If the data in your groups have unequal variances, but otherwise are reasonably normally distributed, then it may be inefficient to use nonparametric approaches, and more efficient to take a mixed-models approach. Once upon a time, I had data from an experiment in rats, where the data for each group had clearly unequal variances but otherwise was reasonably normally distributed. What I did using SAS was, first I added to my data set a variable called _dummy_, which consisted of a vector of all 1's, nothing else. Then I used the Repeated statement in SAS Proc Mixed with _dummy_ as my repeated-measures variable and with a "group=" option to model unequal group variances. Finally, I added to the model statement the "ddfm=" option to tell SAS to use the Satterthwaite method to compute denominator degrees of freedom. My pairwise comparisons conducted in this manner matched exactly the results I obtained by doing pairwise Welch's t-tests, plus this approach gave me the ability to do something I could not have done otherwise: estimate an interaction term (i.e., a difference of the differences) in the presence of the unequal variances.

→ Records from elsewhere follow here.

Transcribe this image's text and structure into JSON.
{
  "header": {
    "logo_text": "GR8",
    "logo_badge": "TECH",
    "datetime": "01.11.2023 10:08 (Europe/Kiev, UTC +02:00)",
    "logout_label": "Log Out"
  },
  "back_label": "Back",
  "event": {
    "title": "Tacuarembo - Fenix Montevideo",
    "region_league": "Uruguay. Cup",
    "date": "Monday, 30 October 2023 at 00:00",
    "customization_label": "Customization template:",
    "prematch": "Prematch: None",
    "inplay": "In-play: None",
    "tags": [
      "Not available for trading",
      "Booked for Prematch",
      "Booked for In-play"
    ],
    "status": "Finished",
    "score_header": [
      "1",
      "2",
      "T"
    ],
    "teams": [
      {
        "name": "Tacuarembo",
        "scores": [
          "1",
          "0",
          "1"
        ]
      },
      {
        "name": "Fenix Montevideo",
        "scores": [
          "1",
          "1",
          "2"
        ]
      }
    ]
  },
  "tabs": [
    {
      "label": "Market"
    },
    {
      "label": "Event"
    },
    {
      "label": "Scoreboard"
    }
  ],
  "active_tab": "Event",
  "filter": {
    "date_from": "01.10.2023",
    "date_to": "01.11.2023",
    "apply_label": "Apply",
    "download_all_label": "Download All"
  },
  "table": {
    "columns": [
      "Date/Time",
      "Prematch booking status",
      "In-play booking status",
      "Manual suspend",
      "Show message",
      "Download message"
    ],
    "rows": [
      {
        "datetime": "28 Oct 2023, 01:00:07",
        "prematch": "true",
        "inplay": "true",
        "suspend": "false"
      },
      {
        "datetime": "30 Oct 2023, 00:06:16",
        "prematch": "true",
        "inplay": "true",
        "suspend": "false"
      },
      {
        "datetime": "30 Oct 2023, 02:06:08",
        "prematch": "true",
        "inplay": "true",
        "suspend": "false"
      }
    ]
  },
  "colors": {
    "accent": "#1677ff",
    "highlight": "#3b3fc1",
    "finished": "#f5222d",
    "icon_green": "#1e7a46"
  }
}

The SAS code is copy-pasted below:
proc mixed data=bmdrat;
class subject_id groups _dummy_;
model change = groups /ddfm=satterth;
repeated _dummy_ /subject=subject_id group=groups;
lsmeans groups;
estimate 'CONO-CONY' groups 1 -1 0 0;
estimate 'HSO-HSY ' groups 0 0 1 -1;
estimate 'CONO-HSO ' groups 1 0 -1 0;
estimate 'CONY-HSY ' groups 0 1 0 -1;
estimate 'interaction' groups 1 -1 -1 1;
run;
Above, the treatment variable is called "groups", and the four groups are:
CONO: Control rats, old age,
CONY: Control rats, young age,
HSO: Treated rats, old age,
HSY: Treated rats, young age.
As you can see, "groups" is really a concatenation of two factors, treatment and age, which is why I was interested in estimating their interaction.
Subject_ID is the subject ID, of course, and _dummy_ is the dummy repeated-measures variable.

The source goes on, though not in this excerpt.